This week, the US released data on the producer price index (PPI) and the consumer price index (CPI). How did the published data affect gold prices? Read on to learn!
On Tuesday 8th, the dollar went down against the background of Fed representatives’ speeches.
President of the Federal Reserve Bank of St. Louis, James Bullard, expressed doubt in the US inflation returning to the target level:
“The economy is stuck in a low-growth rut, and there is little reason to rush the process. Even though a low unemployment rate of 4.3 percent would, in theory, lead to higher inflation and provide a reason for raising rates now, there is little evidence that is going to happen anytime soon”.
Nordea FX Strategy Research analytics:
“The dollar may not receive significant support even if macro statistics improves.”
The dollar weakened that day while gold strengthened its positions, having reached $1,260.
On Wednesday 9th, gold rose in price to $1,276 as the result of published employment indexation data in the US market. The indicators improved just as experts predicted. The increased by 4.8% index will undoubtedly strengthen the growth of employment and tighten the labor market.
Gad Levanon, Chief Economist at Conference Board:
"Those who follow the index of employment trends by Conference Board were not surprised by the strong growth in employment in June and July. In July, the rapid improvement of the index continued, which implies an increase in the hiring of workers and further tightening of the labor market in the coming months."

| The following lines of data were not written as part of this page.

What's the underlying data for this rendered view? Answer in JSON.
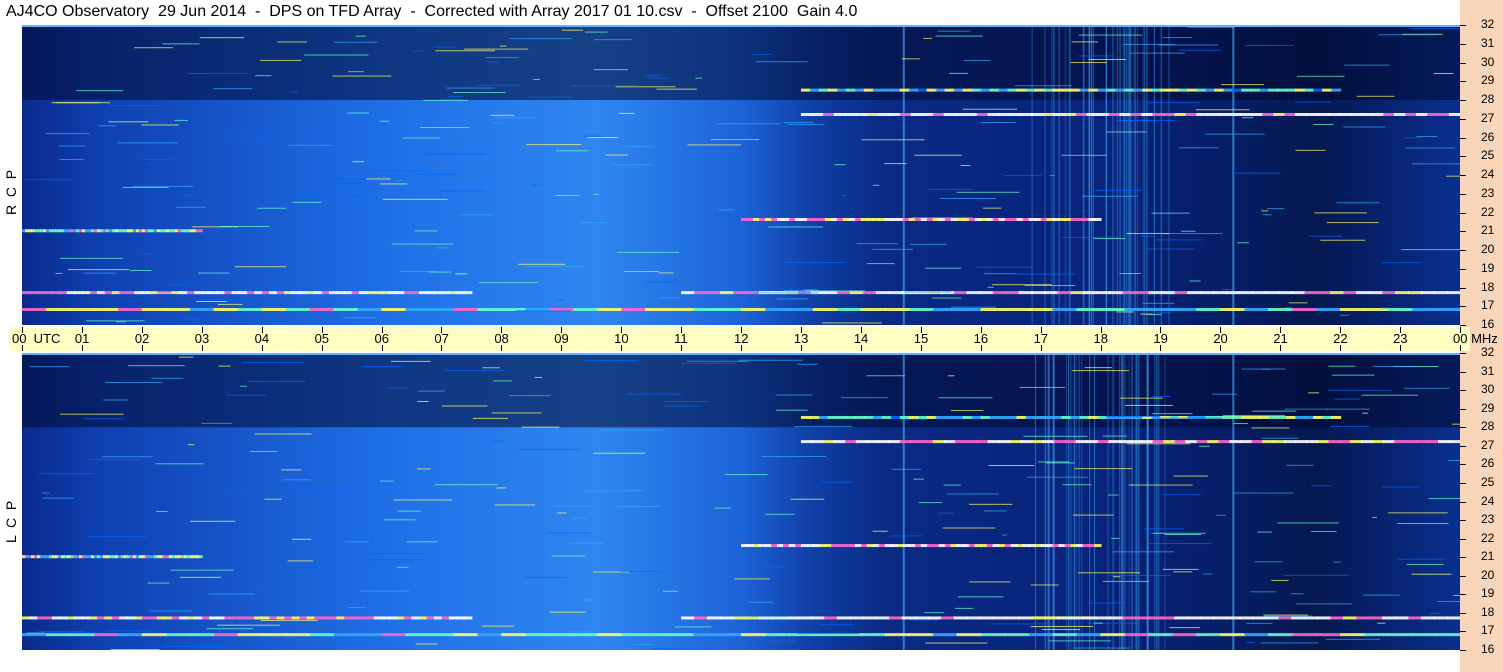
{
  "title": "AJ4CO Observatory  29 Jun 2014  -  DPS on TFD Array  -  Corrected with Array 2017 01 10.csv  -  Offset 2100  Gain 4.0",
  "panels": [
    {
      "id": "rcp",
      "label": "R  C  P"
    },
    {
      "id": "lcp",
      "label": "L  C  P"
    }
  ],
  "chart_data": {
    "type": "heatmap",
    "title": "AJ4CO Observatory  29 Jun 2014  -  DPS on TFD Array  -  Corrected with Array 2017 01 10.csv  -  Offset 2100  Gain 4.0",
    "x_label_start": "00  UTC",
    "x_ticks": [
      "00",
      "01",
      "02",
      "03",
      "04",
      "05",
      "06",
      "07",
      "08",
      "09",
      "10",
      "11",
      "12",
      "13",
      "14",
      "15",
      "16",
      "17",
      "18",
      "19",
      "20",
      "21",
      "22",
      "23",
      "00"
    ],
    "x_unit": "MHz",
    "y_unit": "MHz",
    "y_ticks": [
      16,
      17,
      18,
      19,
      20,
      21,
      22,
      23,
      24,
      25,
      26,
      27,
      28,
      29,
      30,
      31,
      32
    ],
    "ylim": [
      16,
      32
    ],
    "xlim_hours": [
      0,
      24
    ],
    "series": [
      {
        "name": "R C P"
      },
      {
        "name": "L C P"
      }
    ],
    "colormap": [
      "#000033",
      "#001a66",
      "#0033cc",
      "#0066ff",
      "#33aaff",
      "#66ffcc",
      "#ffff66",
      "#ff66cc",
      "#ffffff"
    ],
    "features": [
      {
        "freq_mhz": 27.2,
        "x_start_h": 13.0,
        "x_end_h": 24.0,
        "intensity": 0.85
      },
      {
        "freq_mhz": 21.6,
        "x_start_h": 12.0,
        "x_end_h": 18.0,
        "intensity": 0.8
      },
      {
        "freq_mhz": 17.7,
        "x_start_h": 0.0,
        "x_end_h": 7.5,
        "intensity": 0.8
      },
      {
        "freq_mhz": 17.7,
        "x_start_h": 11.0,
        "x_end_h": 24.0,
        "intensity": 0.85
      },
      {
        "freq_mhz": 16.8,
        "x_start_h": 0.0,
        "x_end_h": 24.0,
        "intensity": 0.6
      },
      {
        "freq_mhz": 21.0,
        "x_start_h": 0.0,
        "x_end_h": 3.0,
        "intensity": 0.6
      },
      {
        "freq_mhz": 28.5,
        "x_start_h": 13.0,
        "x_end_h": 22.0,
        "intensity": 0.55
      }
    ]
  }
}
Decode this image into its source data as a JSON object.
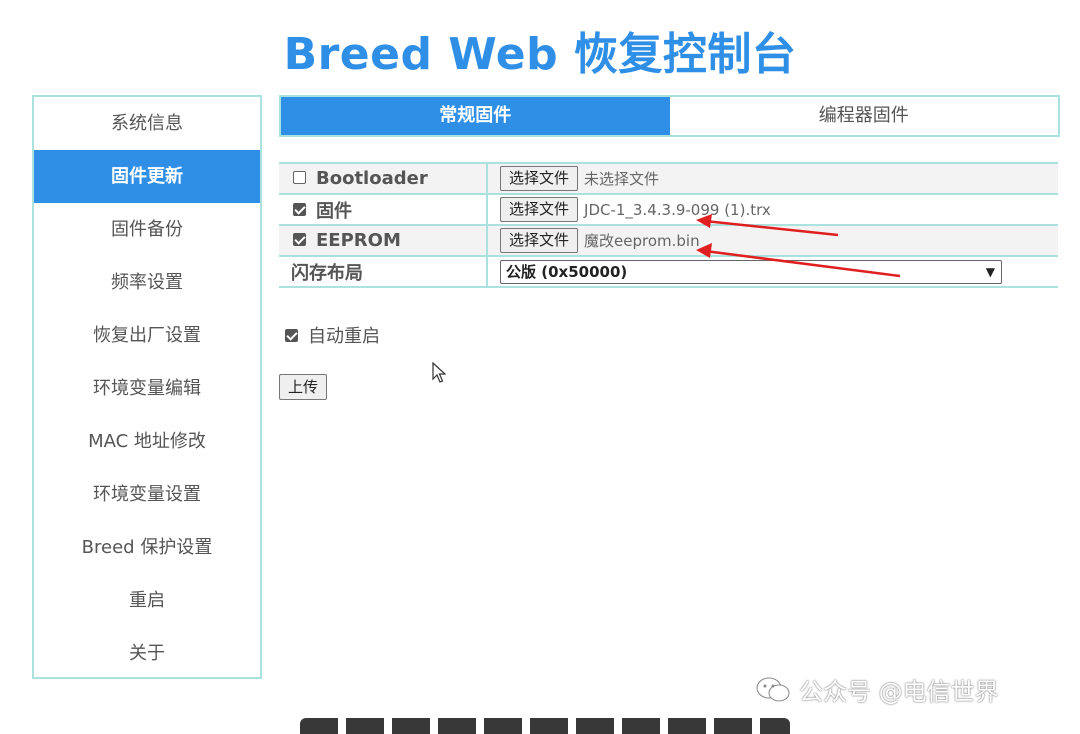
{
  "app": {
    "title": "Breed Web 恢复控制台"
  },
  "sidebar": {
    "items": [
      {
        "label": "系统信息"
      },
      {
        "label": "固件更新"
      },
      {
        "label": "固件备份"
      },
      {
        "label": "频率设置"
      },
      {
        "label": "恢复出厂设置"
      },
      {
        "label": "环境变量编辑"
      },
      {
        "label": "MAC 地址修改"
      },
      {
        "label": "环境变量设置"
      },
      {
        "label": "Breed 保护设置"
      },
      {
        "label": "重启"
      },
      {
        "label": "关于"
      }
    ],
    "active_index": 1
  },
  "tabs": [
    {
      "label": "常规固件",
      "active": true
    },
    {
      "label": "编程器固件",
      "active": false
    }
  ],
  "form": {
    "rows": [
      {
        "label": "Bootloader",
        "checked": false,
        "button": "选择文件",
        "file": "未选择文件"
      },
      {
        "label": "固件",
        "checked": true,
        "button": "选择文件",
        "file": "JDC-1_3.4.3.9-099 (1).trx"
      },
      {
        "label": "EEPROM",
        "checked": true,
        "button": "选择文件",
        "file": "魔改eeprom.bin"
      }
    ],
    "layout": {
      "label": "闪存布局",
      "selected": "公版 (0x50000)"
    },
    "auto_restart": {
      "label": "自动重启",
      "checked": true
    },
    "upload_label": "上传"
  },
  "watermark": {
    "text": "公众号 @电信世界"
  },
  "colors": {
    "accent": "#2f8fe6",
    "border": "#a9e2df",
    "arrow": "#e02020"
  }
}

On that day, there was a strengthening of the US dollar against the backdrop of Trump's statements and tension between America and North Korea. The verbal war exerted a strong pressure on gold and triggered the precious metal performance. President Donald Trump made it clear that the US would respond with "fire and fury" if North Korea and its actions threatened his country.
“North Korea best not make any more threats to the United States. They will be met with fire and the fury like the world has never seen.”
“The increasing verbal demonstration of readiness to use force between North Korea and the United States has led to gold rising again.”
On Thursday 10th, the gold rally continued having raised the price per ounce to $1,284.
However, according to Paul Mladjenovic, the author of "Precious Metals Investing for Dummies", gold prices increased not due to geopolitical reasons:
“August, September and October tend to be good months for the metal”
Experts predict a further increase in the price of gold to $1,300.
On Friday 11th, the dollar continued its dynamic decline under the influence of negative statistics on producer prices, which was the largest of the year during last month.
President of the Federal Reserve Bank of Chicago Charles Evans doubts the need to raise interest rates in September and considers their postponement to December:
"I think we should be very careful in assessing future actions regarding the interest rates."
Gold is very sensitive to changes in the interest rates, so the increase will affect the cost of the metal. On Friday, the price per ounce was equal to $1,286.
The caution regime associated with the geopolitical situation between Korea and the US continues: everyone is trying to escape risks.
Pentagon Chief James Mattis and US Secretary Rex Tillerson noted in their statement to the well-known “The Wall Street Journal”:
"The US has no interest in changing the regime in the country or speeding up the reunification of North and South Korea"
Analyst at Mizuho Bank in Singapore, Vishnu Varathan :
"Rhetorics has become softer, and this has affected the markets."
On Monday 14th, one ounce of gold could be bought per $1,285.
Analysts of the American investment bank Morgan Stanley forecast strengthening of the euro's positions in the near future, which, undoubtedly, will affect the cost of gold as a safe-haven asset.